Motegi was a great event funded by Honda but the Japanese manufacture decided not to fund an IndyCar race for 2012, making 2011 the final running. The horrific earthquake in March 2011 forced the final race at Motegi to be moved from the oval to the road course. The timing never worked out for Motegi. When reunification occurred, Motegi had to make room for Long Beach in mid-April. The move to mid-September was tough because it created a lull at the end of the IndyCar season. Late Saturday night, early Sunday morning race in the United States didn't help the event at all, despite producing some fairly good races.
2011 was a terrible year for ovals. New Hampshire was a one and done shot for IndyCar and a late start time, ill-timed rain shower, poor judgement decision to restart the race after the ill-timed rain shower killed the event despite a reasonable race for IndyCar's first time at the track in thirteen years. Scheduling was also difficult. It was scheduled at the only possible date during the summer. The NASCAR races in mid-July and late-September made it difficult for the event to be slotted into the schedule. Not to mention, the IndyCar race was the same day as NASCAR at Watkins Glen. If only the DW12 had been given a chance to race at New Hampshire, things might have been different.
Kentucky was once a great race for IndyCar. Great crowd, great races and a great date in early-August. The race was pushed to Labor Day weekend. Great move, right? No. It went head-to-head with the largest college football game in the state of Kentucky, Louisville vs. Kentucky. It was then moved to a Sunday in October, the heart of the NFL season and drawing the smallest crowd in the history of Kentucky Speedway by far driving a knife into was once was a great event.
Then there was Las Vegas. One and done after the fatal accident took the life of Dan Wheldon and a tense relationship between the track and IndyCar afterward. The tender relationship with Las Vegas and SMI was probably the final nail in the coffin of any shot of New Hampshire returning for 2012 and strained any chances of another SMI track being added to the schedule.
2013 features six ovals. Indianapolis will always be there. The relationship with SMI and Texas has been improving. Milwaukee is on the fence but has had two really good years after the race was left off the schedule and promoted poorly for back-to-back years. Iowa had a bad 2013 but let's hope the series and track can work on improving for 2014. Pocono had a good crowd and after seeing what the Igdalsky brother's have done to the track in the last few years, they will probably do all they can to make sure 2014 is even better. Fontana had a great crowd in 2012 considering what the crowds looked like during the IRL days. If the racing stays consistent to 2012 and being the season finale helps, maybe the race will have a long term future.
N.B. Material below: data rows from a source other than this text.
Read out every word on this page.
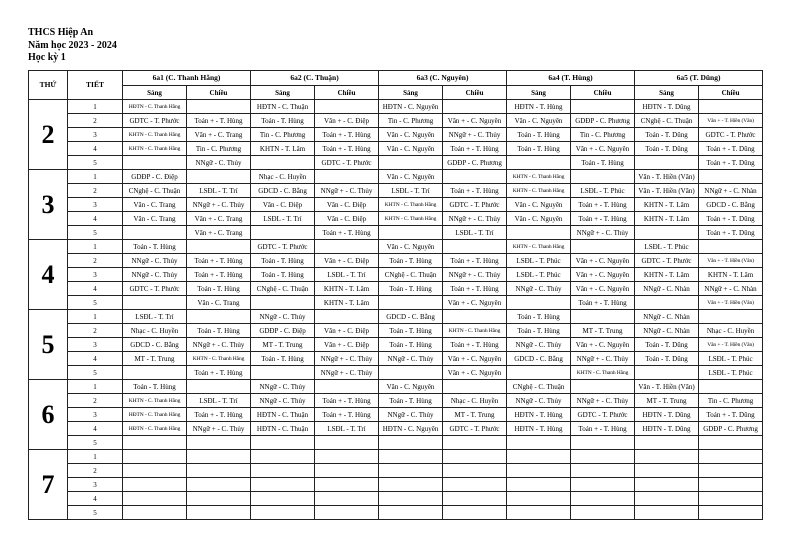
THCS Hiệp An
Năm học 2023 - 2024
Học kỳ 1
THỨ	TIẾT	6a1 (C. Thanh Hằng)		6a2 (C. Thuận)		6a3 (C. Nguyên)		6a4 (T. Hùng)		6a5 (T. Dũng)	
		Sáng	Chiều	Sáng	Chiều	Sáng	Chiều	Sáng	Chiều	Sáng	Chiều
2	1	HĐTN - C. Thanh Hằng		HĐTN - C. Thuận		HĐTN - C. Nguyên		HĐTN - T. Hùng		HĐTN - T. Dũng	
	2	GDTC - T. Phước	Toán + - T. Hùng	Toán - T. Hùng	Văn + - C. Điệp	Tin - C. Phương	Văn + - C. Nguyên	Văn - C. Nguyên	GDĐP - C. Phương	CNghệ - C. Thuận	Văn + - T. Hiền (Văn)
	3	KHTN - C. Thanh Hằng	Văn + - C. Trang	Tin - C. Phương	Toán + - T. Hùng	Văn - C. Nguyên	NNgữ + - C. Thủy	Toán - T. Hùng	Tin - C. Phương	Toán - T. Dũng	GDTC - T. Phước
	4	KHTN - C. Thanh Hằng	Tin - C. Phương	KHTN - T. Lâm	Toán + - T. Hùng	Văn - C. Nguyên	Toán + - T. Hùng	Toán - T. Hùng	Văn + - C. Nguyên	Toán - T. Dũng	Toán + - T. Dũng
	5		NNgữ - C. Thủy		GDTC - T. Phước		GDĐP - C. Phương		Toán - T. Hùng		Toán + - T. Dũng
3	1	GDĐP - C. Điệp		Nhạc - C. Huyền		Văn - C. Nguyên		KHTN - C. Thanh Hằng		Văn - T. Hiền (Văn)	
	2	CNghệ - C. Thuận	LSĐL - T. Trí	GDCD - C. Bằng	NNgữ + - C. Thủy	LSĐL - T. Trí	Toán + - T. Hùng	KHTN - C. Thanh Hằng	LSĐL - T. Phúc	Văn - T. Hiền (Văn)	NNgữ + - C. Nhàn
	3	Văn - C. Trang	NNgữ + - C. Thủy	Văn - C. Điệp	Văn - C. Điệp	KHTN - C. Thanh Hằng	GDTC - T. Phước	Văn - C. Nguyên	Toán + - T. Hùng	KHTN - T. Lâm	GDCD - C. Bằng
	4	Văn - C. Trang	Văn + - C. Trang	LSĐL - T. Trí	Văn - C. Điệp	KHTN - C. Thanh Hằng	NNgữ + - C. Thủy	Văn - C. Nguyên	Toán + - T. Hùng	KHTN - T. Lâm	Toán + - T. Dũng
	5		Văn + - C. Trang		Toán + - T. Hùng		LSĐL - T. Trí		NNgữ + - C. Thủy		Toán + - T. Dũng
4	1	Toán - T. Hùng		GDTC - T. Phước		Văn - C. Nguyên		KHTN - C. Thanh Hằng		LSĐL - T. Phúc	
	2	NNgữ - C. Thủy	Toán + - T. Hùng	Toán - T. Hùng	Văn + - C. Điệp	Toán - T. Hùng	Toán + - T. Hùng	LSĐL - T. Phúc	Văn + - C. Nguyên	GDTC - T. Phước	Văn + - T. Hiền (Văn)
	3	NNgữ - C. Thủy	Toán + - T. Hùng	Toán - T. Hùng	LSĐL - T. Trí	CNghệ - C. Thuận	NNgữ + - C. Thủy	LSĐL - T. Phúc	Văn + - C. Nguyên	KHTN - T. Lâm	KHTN - T. Lâm
	4	GDTC - T. Phước	Toán - T. Hùng	CNghệ - C. Thuận	KHTN - T. Lâm	Toán - T. Hùng	Toán + - T. Hùng	NNgữ - C. Thủy	Văn + - C. Nguyên	NNgữ - C. Nhàn	NNgữ + - C. Nhàn
	5		Văn - C. Trang		KHTN - T. Lâm		Văn + - C. Nguyên		Toán + - T. Hùng		Văn + - T. Hiền (Văn)
5	1	LSĐL - T. Trí		NNgữ - C. Thủy		GDCD - C. Bằng		Toán - T. Hùng		NNgữ - C. Nhàn	
	2	Nhạc - C. Huyền	Toán - T. Hùng	GDĐP - C. Điệp	Văn + - C. Điệp	Toán - T. Hùng	KHTN - C. Thanh Hằng	Toán - T. Hùng	MT - T. Trung	NNgữ - C. Nhàn	Nhạc - C. Huyền
	3	GDCD - C. Bằng	NNgữ + - C. Thủy	MT - T. Trung	Văn + - C. Điệp	Toán - T. Hùng	Toán + - T. Hùng	NNgữ - C. Thủy	Văn + - C. Nguyên	Toán - T. Dũng	Văn + - T. Hiền (Văn)
	4	MT - T. Trung	KHTN - C. Thanh Hằng	Toán - T. Hùng	NNgữ + - C. Thủy	NNgữ - C. Thủy	Văn + - C. Nguyên	GDCD - C. Bằng	NNgữ + - C. Thủy	Toán - T. Dũng	LSĐL - T. Phúc
	5		Toán + - T. Hùng		NNgữ + - C. Thủy		Văn + - C. Nguyên		KHTN - C. Thanh Hằng		LSĐL - T. Phúc
6	1	Toán - T. Hùng		NNgữ - C. Thủy		Văn - C. Nguyên		CNghệ - C. Thuận		Văn - T. Hiền (Văn)	
	2	KHTN - C. Thanh Hằng	LSĐL - T. Trí	NNgữ - C. Thủy	Toán + - T. Hùng	Toán - T. Hùng	Nhạc - C. Huyền	NNgữ - C. Thủy	NNgữ + - C. Thủy	MT - T. Trung	Tin - C. Phương
	3	HĐTN - C. Thanh Hằng	Toán + - T. Hùng	HĐTN - C. Thuận	Toán + - T. Hùng	NNgữ - C. Thủy	MT - T. Trung	HĐTN - T. Hùng	GDTC - T. Phước	HĐTN - T. Dũng	Toán + - T. Dũng
	4	HĐTN - C. Thanh Hằng	NNgữ + - C. Thủy	HĐTN - C. Thuận	LSĐL - T. Trí	HĐTN - C. Nguyên	GDTC - T. Phước	HĐTN - T. Hùng	Toán + - T. Hùng	HĐTN - T. Dũng	GDĐP - C. Phương
	5										
7	1										
	2										
	3										
	4										
	5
The current crop of IndyCar ovals are a great showing of diverse ovals that produce their own unique form of racing, adding to the series already great diversity with road and street courses.
However, it disappointing that's it for ovals. Milwaukee and Iowa produced great racing and there are a few other short ovals that could produce the same great racing for IndyCar as those two do. Deep down, an oval race a month for IndyCar from March to October would be great with the current month of June staying the same (except add a week off between Milwaukee and Iowa to give the teams a break). In theory, March, April, August and September would all gain oval races and increase the total to ten oval races for IndyCar. In reality for these hypothetical races to work they have to make money for the promoters. If they can do that, IndyCar is in business, the fans get a few more ovals and the schedule grows as a whole. Until then, one hundred and four days until the next oval but there are seven interesting road and street course races to fill the void with two this weekend from North of the Border.